Fact is, you can't beat a gloriously good nature program when stressed or simply tired of the world and all its woes and evils. Me, I take this matter seriously. Many a time and oft, I close my day watching something that is, well, just nice.

Bedtime is marked by yours truly settling in to watch an old Say Yes to the Dress or an old episode of Zoo Diaries. The latter show has become a favourite. Made more than a decade ago and airing originally on Life Network (it is currently airing on National Geographic Channel in the wee hours), the series documents the live of animals and staff at the Toronto Zoo, with occasional excursions to other zoos in North America.

They are timeless stories. I'm enthralled by the travails of Mittens, the spider monkey who had a head injury and had to be separated from his pals before being very delicately integrated back into his gang.

And I know all about Stevie the fruit bat, who was cared for by three ladies, all of whom were smitten with him. It is heartwarming and highly educational, this sort of program. You sleep better after watching it. Okay – I do.

Puffin Patrol (CBC, 8 p.m. on The Nature of Things) is a delight. Atlantic puffins is the topic and boy, oh, boy, are they captivating. If you want a jaunt on the cute side while learning a lot about the ocean ecosystem, something I recommend highly, then it's here.

Puffins spend eight months alone at sea and then come back to land, to hang out and have a good time. There's an island, Gull Island, on Witless Bay, just south of St. John's, which is home to 300,000 of the delightful birds. That's also where you'll find puffin scholars. On the program, we spend a lot of time with Michelle, whose job is to study and document the wee things. She describes puffins as "unique and extremely adorable" and it's pretty clear she loves birds and loves her job.

Puffins look petite and cute but they are far from delicate. They can live to the age of 26, they're monogamous (but they do divorce if one partner gets totally fed up with the other) and they come back to the same burrow every year.

If their white fronts are dirty, it's because they've been doing some renovation in the burrow. They court by tapping their beaks together, making a sound that resembles a Ceili band getting warmed up.

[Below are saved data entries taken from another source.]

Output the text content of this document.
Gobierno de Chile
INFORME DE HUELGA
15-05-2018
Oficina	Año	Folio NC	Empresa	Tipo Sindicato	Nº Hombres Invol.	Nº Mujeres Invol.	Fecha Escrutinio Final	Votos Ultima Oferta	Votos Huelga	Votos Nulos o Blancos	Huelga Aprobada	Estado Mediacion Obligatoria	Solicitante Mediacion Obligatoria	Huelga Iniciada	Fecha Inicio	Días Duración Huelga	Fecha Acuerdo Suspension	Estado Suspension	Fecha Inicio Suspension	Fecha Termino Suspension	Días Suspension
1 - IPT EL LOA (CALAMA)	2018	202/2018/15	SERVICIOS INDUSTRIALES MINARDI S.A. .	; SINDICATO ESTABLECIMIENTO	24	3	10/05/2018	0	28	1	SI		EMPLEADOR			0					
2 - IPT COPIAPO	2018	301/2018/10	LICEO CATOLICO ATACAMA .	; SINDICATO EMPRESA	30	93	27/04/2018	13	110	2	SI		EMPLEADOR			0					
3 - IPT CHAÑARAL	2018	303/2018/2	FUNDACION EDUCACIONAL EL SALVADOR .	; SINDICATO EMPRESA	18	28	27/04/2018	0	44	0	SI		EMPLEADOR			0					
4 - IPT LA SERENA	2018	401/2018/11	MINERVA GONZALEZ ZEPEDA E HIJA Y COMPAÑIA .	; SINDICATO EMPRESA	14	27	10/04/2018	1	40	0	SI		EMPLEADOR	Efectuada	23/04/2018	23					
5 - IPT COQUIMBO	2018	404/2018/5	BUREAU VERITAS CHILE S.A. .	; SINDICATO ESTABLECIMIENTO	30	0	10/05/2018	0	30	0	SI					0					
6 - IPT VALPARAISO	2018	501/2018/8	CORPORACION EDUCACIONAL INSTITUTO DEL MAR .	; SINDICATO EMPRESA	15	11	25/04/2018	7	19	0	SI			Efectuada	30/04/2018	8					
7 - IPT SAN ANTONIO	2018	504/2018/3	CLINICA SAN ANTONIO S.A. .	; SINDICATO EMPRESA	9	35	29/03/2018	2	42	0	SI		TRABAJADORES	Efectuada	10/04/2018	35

They have "precise protocols" to get along with each other, host David Suzuki informs us. They are polite to each other. They mark their territory by walking in circles. Honestly, it's like puffinland is a utopia of niceness.

Now, it used to be that what happens in the burrow stays in the burrow. But, as Michelle tells us, these days you can stick a tiny camera in there and see everything. And believe me, the inside-the-burrow footage is brilliant. Michelle has even figured the meaning of the sounds that wee puffins make. Mostly, it's "feed me," but is it ever lovely.

Off we go to Wales and meet some other puffins. In Wales, they share an island with rabbits and are much-studied, too. A woman named Annette, the equivalent of Michelle in Newfoundland, studies them closely. Especially their migratory behaviour. A lot of puffins are now being tagged and tracked. And you know what? Some of these tiny birds go from Wales to Newfoundland during the year. Across the wild Atlantic, no less. Others, more interested in sun and sand, head off to the Mediterranean to hang out in Corsica and Sardinia.

But, you ask, how do they know where to go? Well, it seems each puffin has their own map of the ocean inside their little heads. And they seem to learn from other aquatic creatures, such as porpoises, how to negotiate the ocean.

At this point, though, we do get the inevitable warning from Suzuki, who says puffins face increased danger from the effects of climate change. Thousands were found dead last winter, mainly because of unpredictable storms killing either the birds or disrupting their food sources.

There's more, but I won't spoil it. (The story of Project Puffin in Maine is the most uplifting story you've heard in ages. Guaranteed.) Puffin Patrol is brilliant entertainment and necessary. It's pure, uplifting poetry, a sure cure for all that ails us this week.